KEYNOTE-564 will alter the adjuvant treatment landscape for RCC as a positive phase 3 trial of adjuvant immunotherapy for the disease, she added.

A number of earlier studies have investigated the use of adjuvant vascular endothelial growth factor–targeting agents in RCC. Only the 2016 Sunitinib Treatment of Renal Adjuvant Cancer (S-TRAC) trial showed improved DFS with sunitinib, compared with placebo (6.8 vs. 5.6 years). Subsequently, sunitinib was approved for adjuvant use in the United States. However, the S-TRAC trial also showed that sunitinib therapy was associated with an increased incidence of toxic effects and lower quality of life scores, and researchers did not observe any benefit in overall survival.

“Despite regulatory approval in the U.S., sunitinib is not approved for adjuvant use by the European Medicines Agency and has limited utilization in clinical practice given the low benefit-risk ratio,” Dr. McKay pointed out.
 

 

 

Study details

KEYNOTE-564 involved 996 patients with clear-cell RCC at high risk for recurrence after nephrectomy, with or without metastasectomy. They were randomly assigned in a 1:1 ratio to receive a 200-mg dose of adjuvant pembrolizumab or placebo given intravenously once every 3 weeks for up to 17 cycles for approximately 1 year.

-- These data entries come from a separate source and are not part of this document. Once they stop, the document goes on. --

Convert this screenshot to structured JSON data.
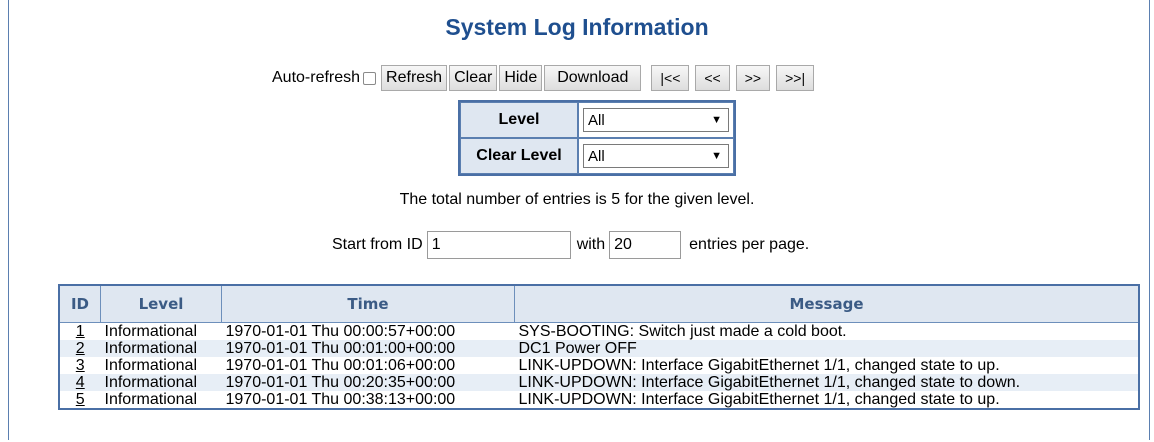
{
  "title": "System Log Information",
  "controls": {
    "auto_refresh_label": "Auto-refresh",
    "refresh": "Refresh",
    "clear": "Clear",
    "hide": "Hide",
    "download": "Download",
    "first": "|<<",
    "prev": "<<",
    "next": ">>",
    "last": ">>|"
  },
  "filters": {
    "level_label": "Level",
    "level_value": "All",
    "clear_level_label": "Clear Level",
    "clear_level_value": "All"
  },
  "summary": "The total number of entries is 5 for the given level.",
  "paging": {
    "start_label": "Start from ID",
    "start_value": "1",
    "with_label": "with",
    "with_value": "20",
    "suffix": "entries per page."
  },
  "table": {
    "headers": [
      "ID",
      "Level",
      "Time",
      "Message"
    ],
    "rows": [
      {
        "id": "1",
        "level": "Informational",
        "time": "1970-01-01 Thu 00:00:57+00:00",
        "message": "SYS-BOOTING: Switch just made a cold boot."
      },
      {
        "id": "2",
        "level": "Informational",
        "time": "1970-01-01 Thu 00:01:00+00:00",
        "message": "DC1 Power OFF"
      },
      {
        "id": "3",
        "level": "Informational",
        "time": "1970-01-01 Thu 00:01:06+00:00",
        "message": "LINK-UPDOWN: Interface GigabitEthernet 1/1, changed state to up."
      },
      {
        "id": "4",
        "level": "Informational",
        "time": "1970-01-01 Thu 00:20:35+00:00",
        "message": "LINK-UPDOWN: Interface GigabitEthernet 1/1, changed state to down."
      },
      {
        "id": "5",
        "level": "Informational",
        "time": "1970-01-01 Thu 00:38:13+00:00",
        "message": "LINK-UPDOWN: Interface GigabitEthernet 1/1, changed state to up."
      }
    ]
  }
}
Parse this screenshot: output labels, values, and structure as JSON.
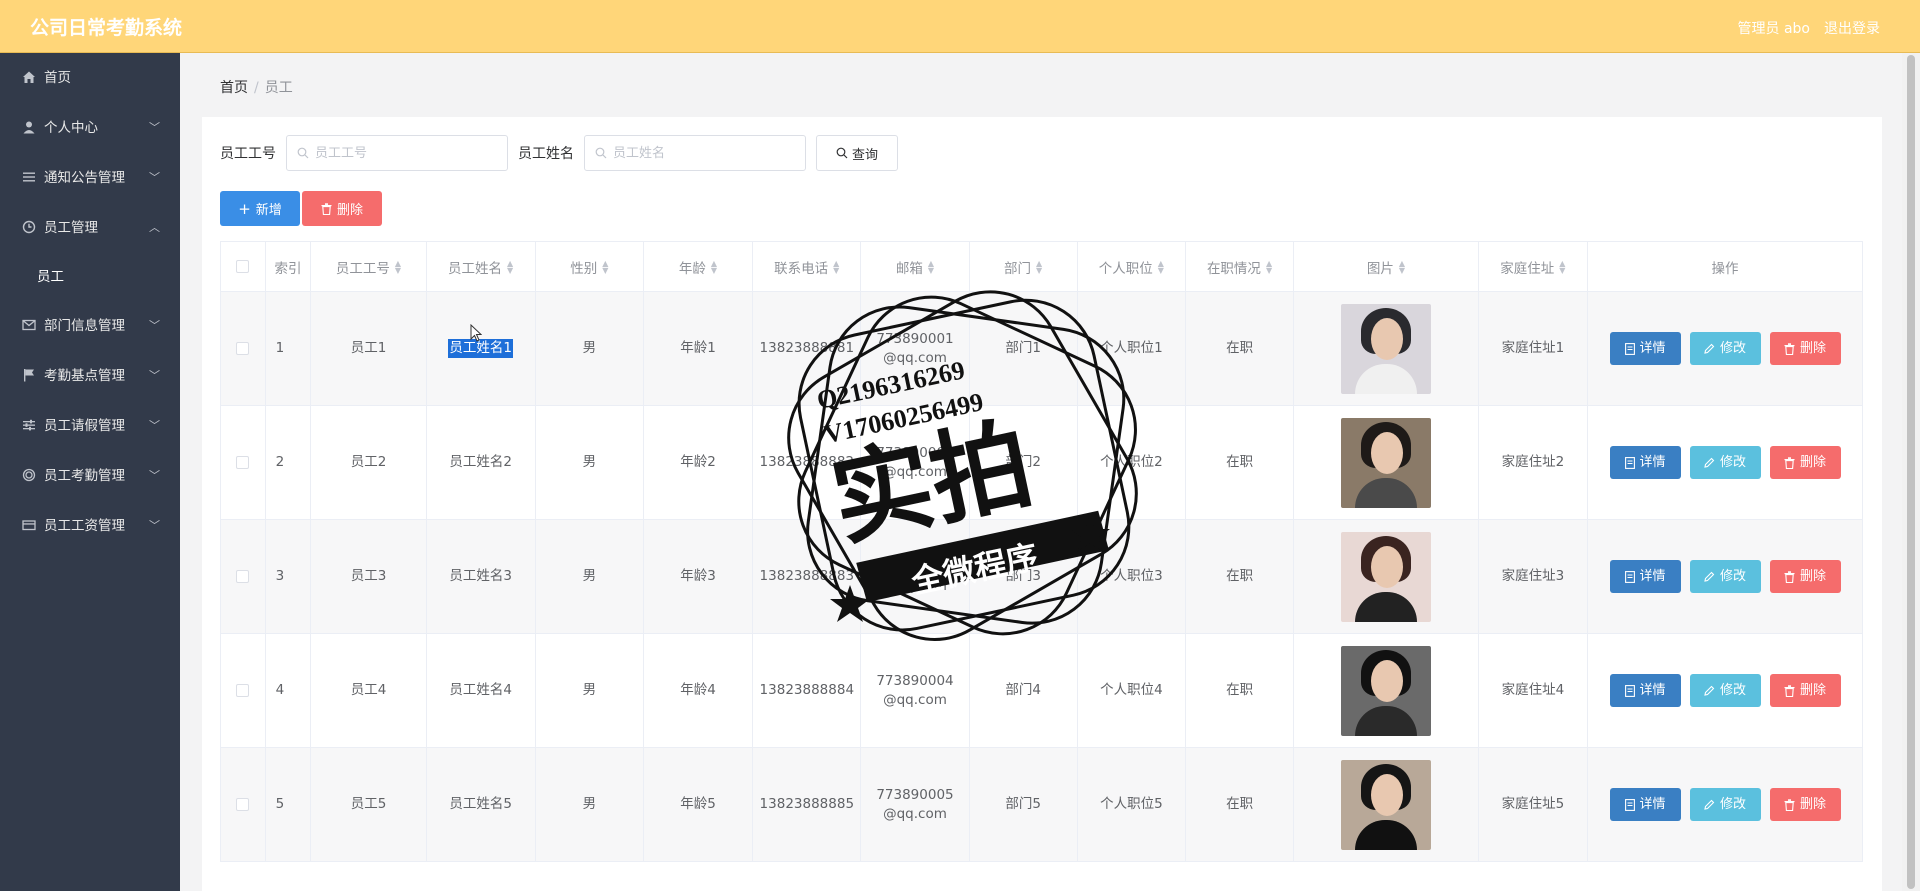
{
  "app": {
    "title": "公司日常考勤系统",
    "user": "管理员 abo",
    "logout": "退出登录"
  },
  "sidebar": {
    "items": [
      {
        "label": "首页",
        "icon": "home-icon",
        "chev": ""
      },
      {
        "label": "个人中心",
        "icon": "user-icon",
        "chev": "﹀"
      },
      {
        "label": "通知公告管理",
        "icon": "list-icon",
        "chev": "﹀"
      },
      {
        "label": "员工管理",
        "icon": "clock-icon",
        "chev": "︿"
      },
      {
        "label": "员工",
        "icon": "",
        "chev": ""
      },
      {
        "label": "部门信息管理",
        "icon": "mail-icon",
        "chev": "﹀"
      },
      {
        "label": "考勤基点管理",
        "icon": "flag-icon",
        "chev": "﹀"
      },
      {
        "label": "员工请假管理",
        "icon": "sliders-icon",
        "chev": "﹀"
      },
      {
        "label": "员工考勤管理",
        "icon": "circle-icon",
        "chev": "﹀"
      },
      {
        "label": "员工工资管理",
        "icon": "card-icon",
        "chev": "﹀"
      }
    ]
  },
  "breadcrumb": {
    "home": "首页",
    "sep": "/",
    "current": "员工"
  },
  "search": {
    "id_label": "员工工号",
    "id_placeholder": "员工工号",
    "name_label": "员工姓名",
    "name_placeholder": "员工姓名",
    "query": "查询"
  },
  "actions": {
    "add": "新增",
    "delete": "删除"
  },
  "table": {
    "headers": [
      "索引",
      "员工工号",
      "员工姓名",
      "性别",
      "年龄",
      "联系电话",
      "邮箱",
      "部门",
      "个人职位",
      "在职情况",
      "图片",
      "家庭住址",
      "操作"
    ],
    "rows": [
      {
        "idx": "1",
        "id": "员工1",
        "name": "员工姓名1",
        "gender": "男",
        "age": "年龄1",
        "phone": "13823888881",
        "email": "773890001@qq.com",
        "dept": "部门1",
        "position": "个人职位1",
        "status": "在职",
        "address": "家庭住址1"
      },
      {
        "idx": "2",
        "id": "员工2",
        "name": "员工姓名2",
        "gender": "男",
        "age": "年龄2",
        "phone": "13823888882",
        "email": "773890002@qq.com",
        "dept": "部门2",
        "position": "个人职位2",
        "status": "在职",
        "address": "家庭住址2"
      },
      {
        "idx": "3",
        "id": "员工3",
        "name": "员工姓名3",
        "gender": "男",
        "age": "年龄3",
        "phone": "13823888883",
        "email": "773890003@qq.com",
        "dept": "部门3",
        "position": "个人职位3",
        "status": "在职",
        "address": "家庭住址3"
      },
      {
        "idx": "4",
        "id": "员工4",
        "name": "员工姓名4",
        "gender": "男",
        "age": "年龄4",
        "phone": "13823888884",
        "email": "773890004@qq.com",
        "dept": "部门4",
        "position": "个人职位4",
        "status": "在职",
        "address": "家庭住址4"
      },
      {
        "idx": "5",
        "id": "员工5",
        "name": "员工姓名5",
        "gender": "男",
        "age": "年龄5",
        "phone": "13823888885",
        "email": "773890005@qq.com",
        "dept": "部门5",
        "position": "个人职位5",
        "status": "在职",
        "address": "家庭住址5"
      }
    ],
    "ops": {
      "detail": "详情",
      "edit": "修改",
      "delete": "删除"
    }
  },
  "watermark": {
    "qq": "Q2196316269",
    "v": "V17060256499",
    "main": "实拍",
    "sub": "全微程序"
  },
  "colors": {
    "topbar": "#ffd679",
    "sidebar": "#323a4a",
    "primary": "#3a8ee6",
    "danger": "#f56c6c",
    "info": "#5bc0de"
  }
}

The vast majority of patients enrolled in the study had localized disease with no evidence of metastases (M0) and intermediate to high or high risk of disease recurrence after partial or complete nephrectomy. However, 5.8% of patients in both the pembrolizumab and placebo groups had M1 NED (metastatic stage 1, no evidence of disease) status after nephrectomy and resection of metastatic lesions. These patients were also at intermediate to high or high risk of recurrence.

The benefit of pembrolizumab, compared with placebo, was maintained in this subgroup, said the investigators. “At this point, we continue to look at the data, but we know that there was a benefit for DFS in the population we included,” said Dr. Choueiri. “When we looked at several subgroups such as PD-L1 status, geography, gender, performance status, M0/M1, all HRs were less than 1 suggesting benefit from pembrolizumab over placebo.”

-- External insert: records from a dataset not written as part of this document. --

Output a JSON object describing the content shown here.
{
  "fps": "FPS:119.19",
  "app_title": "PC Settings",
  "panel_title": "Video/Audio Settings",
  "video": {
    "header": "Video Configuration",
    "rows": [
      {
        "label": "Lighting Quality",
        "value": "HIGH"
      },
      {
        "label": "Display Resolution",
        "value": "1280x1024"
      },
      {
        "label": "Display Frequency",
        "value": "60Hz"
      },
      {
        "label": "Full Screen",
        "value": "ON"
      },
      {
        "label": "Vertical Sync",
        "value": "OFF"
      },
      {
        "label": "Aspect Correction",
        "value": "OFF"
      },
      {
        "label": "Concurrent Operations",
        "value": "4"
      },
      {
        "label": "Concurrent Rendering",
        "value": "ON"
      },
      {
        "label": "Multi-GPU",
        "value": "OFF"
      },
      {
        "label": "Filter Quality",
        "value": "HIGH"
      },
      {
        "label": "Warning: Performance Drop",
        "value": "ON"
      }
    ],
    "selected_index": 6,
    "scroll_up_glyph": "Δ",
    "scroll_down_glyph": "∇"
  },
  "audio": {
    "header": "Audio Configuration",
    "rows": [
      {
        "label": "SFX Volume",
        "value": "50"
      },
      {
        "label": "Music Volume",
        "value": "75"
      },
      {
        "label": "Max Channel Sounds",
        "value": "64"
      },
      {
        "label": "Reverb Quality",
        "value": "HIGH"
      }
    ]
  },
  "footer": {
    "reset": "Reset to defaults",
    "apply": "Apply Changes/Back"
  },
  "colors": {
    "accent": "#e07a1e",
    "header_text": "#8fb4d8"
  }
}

“Subset analyses by stage are going to be important to determine which group of patients will derive the most benefit,” asserted Dr. McKay. “While those with M1 NED appear to derive benefit with HR for DFS of 0.29, those with M1 NED comprise a small percentage of patient enrolled in the trial.”

Studies exploring tissue- and blood-based biomarkers, including circulating tumor DNA, will be key to identify patients at highest risk for recurrence or adjuvant treatment, Dr. McKay emphasized. “The adoption of adjuvant immune checkpoint inhibitors brings along new questions regarding patient selection, therapeutic use in patients with non–clear-cell renal cell carcinoma, and systemic treatment after recurrence during or after the receipt of adjuvant therapy.”

KEYNOTE-564 was funded by Merck. Multiple study authors including Dr. Choueiri have financial ties to the pharmaceutical industry, including Merck.

A version of this article first appeared on Medscape.com.